The technology has been used in gas fields, Riviere says, but could be a viable option in fields that, like Laggan-Tormore, produce an adequate amount of condensate.

“The advantage of this is that you remove the regeneration and reclamation (system), which is a huge capex, and replace with AA,” he says.

AA-LDHI is comparable to MEG in operational expense but could significantly reduce the cost of a subsea-to-shore gas development.

In the Laggan-Tormore example, the AA-LDHI option would eliminate need for the eight-inch MEG line, as well as the onshore MEG storage and regeneration facilities.

The umbilical could be expanded to a diameter of 5.8 inches to accommodate an additional injection line. In all, the switch to AA-LDHI would bring capex down by another 8%, to 88% of what was spent on Laggan-Tormore.

Option two would replace the electro-hydraulic equipment and controls with an all-electric alternative. This, Riviere admits, is a few years off, both in technology application and in overall industry acceptance.

Confidence boost

But the trend is under way, and Total is betting heavily on the subsea electronics. The company helped boost confidence in subsea electronics with last year’s successful start-up of the K5F3 well in the Dutch sector of the North Sea, billed as the industry’s first all-electric subsea well.

Total has said the all-electric subsea alternative will allow development of deep-water satellite fields in West Africa and subsea-to-shore fields in the North Sea. “We believe the future of subsea is all-electric,” Riviere says.

An all-electric development strategy at Laggan-Tormore would have required the umbilical to include an electric power and fibre optic cable, but the diameter of the umbilical would be reduced to 3.6 inches with the elimination of hydraulic power channels.

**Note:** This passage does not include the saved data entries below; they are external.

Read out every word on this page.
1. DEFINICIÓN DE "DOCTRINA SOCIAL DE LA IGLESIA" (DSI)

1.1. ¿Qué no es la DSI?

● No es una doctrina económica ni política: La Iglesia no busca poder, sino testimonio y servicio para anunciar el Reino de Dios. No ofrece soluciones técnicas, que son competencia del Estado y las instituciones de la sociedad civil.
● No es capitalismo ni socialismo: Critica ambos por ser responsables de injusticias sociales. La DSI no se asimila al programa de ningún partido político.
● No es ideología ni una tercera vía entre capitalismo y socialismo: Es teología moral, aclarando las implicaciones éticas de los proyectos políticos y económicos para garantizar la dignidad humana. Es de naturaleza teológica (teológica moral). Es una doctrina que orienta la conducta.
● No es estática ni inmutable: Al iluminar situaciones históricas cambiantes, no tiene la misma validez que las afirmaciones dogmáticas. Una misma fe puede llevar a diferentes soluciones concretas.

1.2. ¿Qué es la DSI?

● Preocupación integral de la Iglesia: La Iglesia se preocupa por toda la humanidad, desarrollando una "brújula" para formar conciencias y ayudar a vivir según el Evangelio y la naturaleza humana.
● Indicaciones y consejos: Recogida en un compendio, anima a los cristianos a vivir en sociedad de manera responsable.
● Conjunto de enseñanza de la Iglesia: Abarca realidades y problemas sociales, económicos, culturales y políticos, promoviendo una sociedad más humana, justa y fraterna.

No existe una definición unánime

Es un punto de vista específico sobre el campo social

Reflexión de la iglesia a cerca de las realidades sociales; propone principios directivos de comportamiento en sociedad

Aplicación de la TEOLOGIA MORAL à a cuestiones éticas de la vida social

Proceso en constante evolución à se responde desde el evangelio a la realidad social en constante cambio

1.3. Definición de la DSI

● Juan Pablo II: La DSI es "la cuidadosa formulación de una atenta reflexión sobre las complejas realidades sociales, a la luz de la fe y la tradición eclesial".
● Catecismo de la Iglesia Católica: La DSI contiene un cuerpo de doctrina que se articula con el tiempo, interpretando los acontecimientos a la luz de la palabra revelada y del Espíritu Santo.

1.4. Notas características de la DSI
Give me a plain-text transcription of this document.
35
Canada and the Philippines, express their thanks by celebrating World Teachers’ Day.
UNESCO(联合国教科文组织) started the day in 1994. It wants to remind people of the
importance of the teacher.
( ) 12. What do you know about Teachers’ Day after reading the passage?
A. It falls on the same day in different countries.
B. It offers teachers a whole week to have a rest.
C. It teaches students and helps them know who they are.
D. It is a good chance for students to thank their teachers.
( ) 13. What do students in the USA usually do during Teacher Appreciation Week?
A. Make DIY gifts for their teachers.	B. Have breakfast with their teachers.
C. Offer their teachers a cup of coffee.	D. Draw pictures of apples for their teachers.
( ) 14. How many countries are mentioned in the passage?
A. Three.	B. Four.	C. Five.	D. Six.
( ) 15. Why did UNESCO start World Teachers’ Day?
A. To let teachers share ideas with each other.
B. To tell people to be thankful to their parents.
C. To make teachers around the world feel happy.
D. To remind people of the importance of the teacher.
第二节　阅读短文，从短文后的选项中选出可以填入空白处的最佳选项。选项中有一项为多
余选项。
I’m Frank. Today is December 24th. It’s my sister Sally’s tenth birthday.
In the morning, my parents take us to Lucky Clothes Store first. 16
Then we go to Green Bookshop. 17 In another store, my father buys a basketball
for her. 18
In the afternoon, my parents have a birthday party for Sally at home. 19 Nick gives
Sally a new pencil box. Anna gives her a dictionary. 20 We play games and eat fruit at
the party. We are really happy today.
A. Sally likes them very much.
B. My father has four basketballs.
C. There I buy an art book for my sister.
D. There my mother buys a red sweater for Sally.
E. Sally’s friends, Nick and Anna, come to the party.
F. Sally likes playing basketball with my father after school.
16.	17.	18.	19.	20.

That in turn would mean the umbilical could be installed in a single length. The all-electric option would bring capex down by another 4%.

“We can work on the size of the template, reduce the weight of the jumpers, but that saves a few million,” Riviere says.

More dramatic measures, such as all-electric subsea infrastructure, will be necessary to reach Total’s ambitious capex reduction goals.

A further step would eliminate the second production line.

“We have two 18-inch production lines because want to do pigging,” he says. The conventional loop system enables frequent pigging but is costly with long deep-water tiebacks such as Laggan-Tormore.

Option three calls for a single production line. “But in order to pig the line we need to install a subsea pig launcher that can launch a pig every three months,” Riviere says.

The technology is not in place today but Total has been working with National Oilwell Varco to develop a fully automatic subsea pig launcher that can store multiple pigs on the seabed. NOV hopes to bring the system to the market in 2018.

Option three eliminates one production line and one pig catcher, but savings are offset somewhat by the cost of the subsea automatic pig launcher and the operational constraints of a single production line, which would become more pronounced as the field ages, he says.

In the short term, however, the strategy would bring the capex facilities cost down an additional 7%, to 77% of Laggan-Tormore’s actual cost.

Riviere’s final tweak to the Laggan-Tormore layout involves subsea chemical storage. The technology is in development for oilfields but could be applied in gas fields, he says.

It will be some time before subsea chemical storage is ready for field tests, he notes.

Like the subsea automatic pig launcher, subsea chemical storage is a nascent technology NOV acquired in the 2016 purchase of Kongsberg Oil & Gas Technologies’ subsea division.

Swapping out subsea storage tanks will pose less risk to the environment than delivering chemicals through an umbilical from a supply vessel, Riviere says.

The technology will not save on subsea production system costs but capex for an option four that includes the technology still comes in at 79% of the base case scheme, a saving of more than 20%.

That is a big step toward Total’s capex cost-cutting goal and a worthy target for the industry at large.

“These are the kind of studies we are producing and presenting at conferences,” Riviere says.

“We want to share with partners, competitors and contractors. We have to bring down costs and make these projects more profitable.”